Running a Cypher Query to add a property to all existing relationships

1,852 views
Skip to first unread message

Henry Hwangbo

unread,
Jul 12, 2013, 8:06:31 AM7/12/13
to ne...@googlegroups.com
Hi All -

I've been attempting to run a cypher query against an existing graph to add a new property to all relationships.  I'm not having any success:
START link = rel(*) 
WHERE NOT(HAS(link.group_list)) 
SET link.group_list = ['1']

Some graph numbers:
1.2M nodes
7.5M properties
3.7M relationships

Here's the error from the console.log:

Used these sizing suggestions from a prior post: https://groups.google.com/forum/#!topic/neo4j/Pz-zVegxwNk

I'm wondering if I should just run it directly in a neo4j-shell instead of the rest interface.  I had it running as a job, but the HTTPclient actually timed although it was still running on the neo4j server when I went to bed.

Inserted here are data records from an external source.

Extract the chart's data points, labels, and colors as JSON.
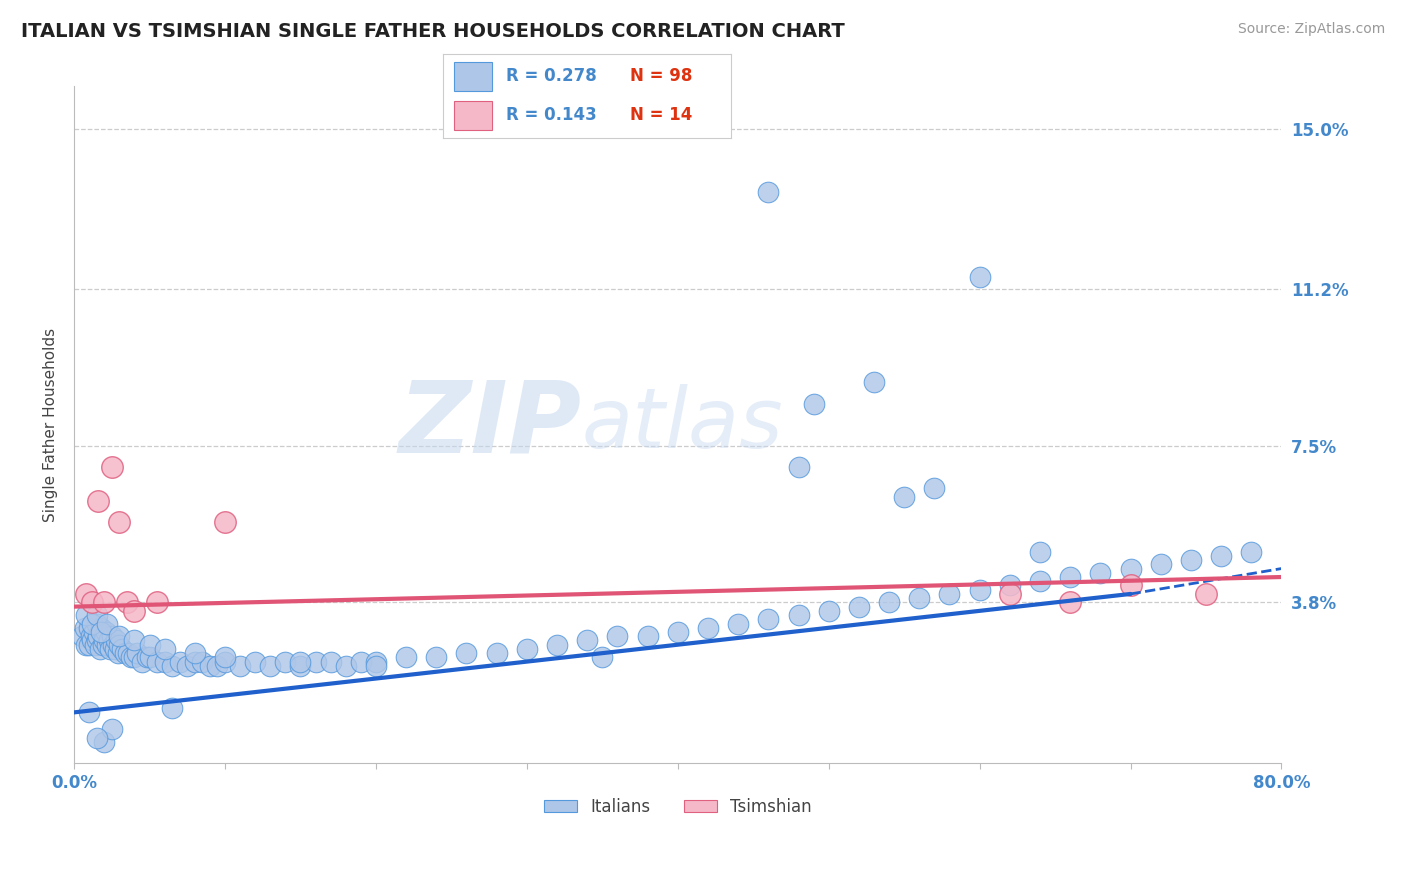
{
  "title": "ITALIAN VS TSIMSHIAN SINGLE FATHER HOUSEHOLDS CORRELATION CHART",
  "source_text": "Source: ZipAtlas.com",
  "ylabel": "Single Father Households",
  "xlim": [
    0.0,
    0.8
  ],
  "ylim": [
    0.0,
    0.16
  ],
  "yticks": [
    0.038,
    0.075,
    0.112,
    0.15
  ],
  "ytick_labels": [
    "3.8%",
    "7.5%",
    "11.2%",
    "15.0%"
  ],
  "title_fontsize": 14,
  "label_fontsize": 11,
  "tick_fontsize": 12,
  "source_fontsize": 10,
  "italian_color": "#aec6e8",
  "italian_edge_color": "#5599dd",
  "tsimshian_color": "#f5b8c8",
  "tsimshian_edge_color": "#e06080",
  "trend_italian_color": "#2060cc",
  "trend_tsimshian_color": "#e05575",
  "axis_color": "#4488cc",
  "legend_text_color": "#4488cc",
  "n_color": "#dd3311",
  "background_color": "#ffffff",
  "watermark_zip_color": "#c5d8f0",
  "watermark_atlas_color": "#c5d8f0",
  "italian_x": [
    0.005,
    0.007,
    0.008,
    0.01,
    0.01,
    0.011,
    0.012,
    0.013,
    0.014,
    0.015,
    0.015,
    0.016,
    0.017,
    0.018,
    0.019,
    0.02,
    0.02,
    0.021,
    0.022,
    0.023,
    0.024,
    0.025,
    0.026,
    0.027,
    0.028,
    0.029,
    0.03,
    0.032,
    0.034,
    0.036,
    0.038,
    0.04,
    0.042,
    0.045,
    0.048,
    0.05,
    0.055,
    0.06,
    0.065,
    0.07,
    0.075,
    0.08,
    0.085,
    0.09,
    0.095,
    0.1,
    0.11,
    0.12,
    0.13,
    0.14,
    0.15,
    0.16,
    0.17,
    0.18,
    0.19,
    0.2,
    0.22,
    0.24,
    0.26,
    0.28,
    0.3,
    0.32,
    0.34,
    0.36,
    0.38,
    0.4,
    0.42,
    0.44,
    0.46,
    0.48,
    0.5,
    0.52,
    0.54,
    0.56,
    0.58,
    0.6,
    0.62,
    0.64,
    0.66,
    0.68,
    0.7,
    0.72,
    0.74,
    0.76,
    0.78,
    0.008,
    0.012,
    0.015,
    0.018,
    0.022,
    0.03,
    0.04,
    0.05,
    0.06,
    0.08,
    0.1,
    0.15,
    0.2,
    0.35
  ],
  "italian_y": [
    0.03,
    0.032,
    0.028,
    0.032,
    0.028,
    0.03,
    0.029,
    0.031,
    0.028,
    0.033,
    0.029,
    0.03,
    0.027,
    0.032,
    0.028,
    0.03,
    0.029,
    0.031,
    0.028,
    0.029,
    0.027,
    0.03,
    0.028,
    0.027,
    0.029,
    0.026,
    0.028,
    0.027,
    0.026,
    0.026,
    0.025,
    0.025,
    0.026,
    0.024,
    0.025,
    0.025,
    0.024,
    0.024,
    0.023,
    0.024,
    0.023,
    0.024,
    0.024,
    0.023,
    0.023,
    0.024,
    0.023,
    0.024,
    0.023,
    0.024,
    0.023,
    0.024,
    0.024,
    0.023,
    0.024,
    0.024,
    0.025,
    0.025,
    0.026,
    0.026,
    0.027,
    0.028,
    0.029,
    0.03,
    0.03,
    0.031,
    0.032,
    0.033,
    0.034,
    0.035,
    0.036,
    0.037,
    0.038,
    0.039,
    0.04,
    0.041,
    0.042,
    0.043,
    0.044,
    0.045,
    0.046,
    0.047,
    0.048,
    0.049,
    0.05,
    0.035,
    0.033,
    0.035,
    0.031,
    0.033,
    0.03,
    0.029,
    0.028,
    0.027,
    0.026,
    0.025,
    0.024,
    0.023,
    0.025
  ],
  "italian_outlier_x": [
    0.46,
    0.6,
    0.49,
    0.53,
    0.48,
    0.57,
    0.55,
    0.64,
    0.065,
    0.02,
    0.025,
    0.015,
    0.01
  ],
  "italian_outlier_y": [
    0.135,
    0.115,
    0.085,
    0.09,
    0.07,
    0.065,
    0.063,
    0.05,
    0.013,
    0.005,
    0.008,
    0.006,
    0.012
  ],
  "tsimshian_x": [
    0.008,
    0.012,
    0.016,
    0.02,
    0.025,
    0.03,
    0.035,
    0.04,
    0.055,
    0.1,
    0.62,
    0.66,
    0.7,
    0.75
  ],
  "tsimshian_y": [
    0.04,
    0.038,
    0.062,
    0.038,
    0.07,
    0.057,
    0.038,
    0.036,
    0.038,
    0.057,
    0.04,
    0.038,
    0.042,
    0.04
  ],
  "trend_it_x0": 0.0,
  "trend_it_y0": 0.012,
  "trend_it_x1": 0.7,
  "trend_it_y1": 0.04,
  "trend_it_dash_x0": 0.7,
  "trend_it_dash_y0": 0.04,
  "trend_it_dash_x1": 0.8,
  "trend_it_dash_y1": 0.046,
  "trend_ts_x0": 0.0,
  "trend_ts_y0": 0.037,
  "trend_ts_x1": 0.8,
  "trend_ts_y1": 0.044
}
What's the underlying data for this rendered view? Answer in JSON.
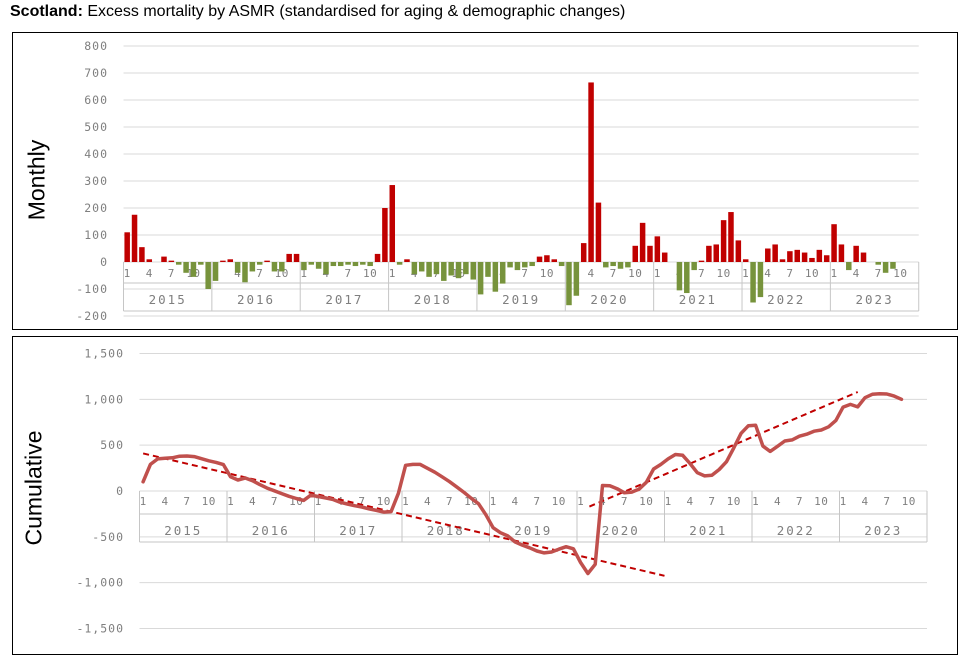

Any suggestions would be appreciated on how to best get this property added.

Thanks so much,
Henry

Michael Hunger

unread,
Jul 12, 2013, 8:21:53 AM7/12/13
to ne...@googlegroups.com
I think you're running out of memory for the transaction size, try to page your data:

START link = rel(*) 
WHERE NOT(HAS(link.group_list)) 
    WITH link
    LIMIT 100000
SET link.group_list = ['1']

run this query 37 times from a script

What does group_list mean and why is it an array?

Michael



--
You received this message because you are subscribed to the Google Groups "Neo4j" group.
To unsubscribe from this group and stop receiving emails from it, send an email to neo4j+un...@googlegroups.com.
For more options, visit https://groups.google.com/groups/opt_out.
 
 

Henry Hwangbo

unread,
Jul 12, 2013, 8:40:09 AM7/12/13
to ne...@googlegroups.com

Ah thanks - I'll give it a shot.

I'm making the graph multi-tenant and using group_list to let reads only pull relationships for a specific user group.  Relationships can be shared across groups.  Does that make sense?

Henry Hwangbo

unread,
Jul 12, 2013, 8:41:45 AM7/12/13
to ne...@googlegroups.com
One more thing - it looks like my neo4j instance won't restart due to out of memory error now.  Not sure how that happened, but might be related to the settings I added to neo4j.properties from the other thread:



On Friday, July 12, 2013 7:21:53 AM UTC-5, Michael Hunger wrote:

Michael Hunger

unread,
Jul 12, 2013, 8:48:11 AM7/12/13
to ne...@googlegroups.com
Make sure that your total heap is twice as large as the configured MMIO. So that you have comfortable 4-8 G for the database besides the fixed mmio file mapping.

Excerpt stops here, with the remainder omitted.